India's opposition raises two questions: (1) whether service via email is precluded; and (2) if not, whether service other than directly to the email of the named defendant is precluded. As to the first question, Plaintiff's motion for leave to serve process via email recognizes there are courts which have held that an objection to Article 10 does not preclude service by email. But, of course, there are courts which have found otherwise. And, it goes without saying that, at the time the Convention was concluded, there was no email.

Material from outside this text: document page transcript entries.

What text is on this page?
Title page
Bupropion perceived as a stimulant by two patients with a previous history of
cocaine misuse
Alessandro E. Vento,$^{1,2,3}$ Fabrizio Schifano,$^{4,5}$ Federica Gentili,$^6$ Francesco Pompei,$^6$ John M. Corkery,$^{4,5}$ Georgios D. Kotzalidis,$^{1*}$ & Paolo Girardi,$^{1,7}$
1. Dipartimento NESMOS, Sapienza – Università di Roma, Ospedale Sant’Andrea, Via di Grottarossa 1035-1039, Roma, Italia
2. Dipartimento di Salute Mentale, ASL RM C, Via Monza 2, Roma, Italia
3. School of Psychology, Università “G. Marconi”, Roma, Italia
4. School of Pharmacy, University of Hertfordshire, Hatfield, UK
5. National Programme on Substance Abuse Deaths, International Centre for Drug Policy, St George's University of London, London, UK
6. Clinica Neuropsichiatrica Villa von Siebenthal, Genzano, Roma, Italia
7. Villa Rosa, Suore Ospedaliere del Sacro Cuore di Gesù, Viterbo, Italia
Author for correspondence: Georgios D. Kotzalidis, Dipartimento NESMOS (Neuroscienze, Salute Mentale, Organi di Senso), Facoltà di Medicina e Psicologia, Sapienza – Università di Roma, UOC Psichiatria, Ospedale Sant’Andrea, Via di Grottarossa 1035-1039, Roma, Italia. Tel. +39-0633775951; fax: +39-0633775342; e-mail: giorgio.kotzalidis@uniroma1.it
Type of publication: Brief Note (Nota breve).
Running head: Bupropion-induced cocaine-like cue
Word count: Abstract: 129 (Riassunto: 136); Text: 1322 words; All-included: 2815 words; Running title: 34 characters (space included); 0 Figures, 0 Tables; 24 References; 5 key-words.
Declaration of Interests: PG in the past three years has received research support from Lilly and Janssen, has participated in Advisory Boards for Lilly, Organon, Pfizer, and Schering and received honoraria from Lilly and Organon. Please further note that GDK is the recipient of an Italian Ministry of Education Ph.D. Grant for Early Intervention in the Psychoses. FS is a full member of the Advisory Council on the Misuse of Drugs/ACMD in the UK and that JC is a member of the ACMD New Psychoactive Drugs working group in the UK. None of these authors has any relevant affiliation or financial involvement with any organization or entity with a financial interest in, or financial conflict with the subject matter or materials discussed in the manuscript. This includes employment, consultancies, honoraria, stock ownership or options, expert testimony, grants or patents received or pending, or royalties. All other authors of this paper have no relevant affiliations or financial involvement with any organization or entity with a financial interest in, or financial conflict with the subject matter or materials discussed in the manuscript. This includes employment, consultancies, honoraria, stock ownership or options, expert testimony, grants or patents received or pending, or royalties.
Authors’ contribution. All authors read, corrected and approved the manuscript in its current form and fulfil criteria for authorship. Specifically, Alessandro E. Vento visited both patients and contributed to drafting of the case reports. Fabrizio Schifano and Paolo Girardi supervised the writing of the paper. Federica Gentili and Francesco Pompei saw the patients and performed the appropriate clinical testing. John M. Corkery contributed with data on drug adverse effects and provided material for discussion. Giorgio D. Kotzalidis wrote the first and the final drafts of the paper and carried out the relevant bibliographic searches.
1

As to the second question, Plaintiff did not address it directly in its motion. Plaintiff's motion asserts it has communicated with Defendants, or received communications from Defendants, through the emails. But, a review of the supporting documents shows, for example, that polishsyscall@gmail.com was used by a "representative for this case," i.e., in the Uniform Dispute Resolution Procedure — not this case, and appears to be the email address for Defendant Polishsys Technologies. (ECF No. 9-11, p. 2.) Further, that advpiyushshrivastava1989@gmail.com is the email address for an attorney for Defendants but there is no indication that he was authorized to accept service on behalf of such Defendants, and Plaintiff has not argued otherwise. (See ECF 15-1, p. 6.) Which brings the Court to the question of which Defendants were served via which email (perhaps it was through both) and why was it sufficient under the Convention and due process. For instance, it can hardly be said that service here — in the United States — upon an attorney would be effective as against a party where that attorney did not have authority to accept service. See 4A Charles Alan Wright, et al., Federal Practice & Procedure § 1097 (4th ed. 2019). Or, how and why service would be sufficient for Defendant Chitranshu Singh through the use of any corporate email, polishsyscall@gmail.com. Plaintiff alleges only Defendant Chandresh Singh is a director of Defendant Polishsys Technologies. In light of the foregoing, it is

ORDERED that on or before May 17, 2019, Plaintiff shall file a status report addressing the issues raised in this Order and why service solely through email via the two email addresses is sufficient to effect service on the foreign defendants.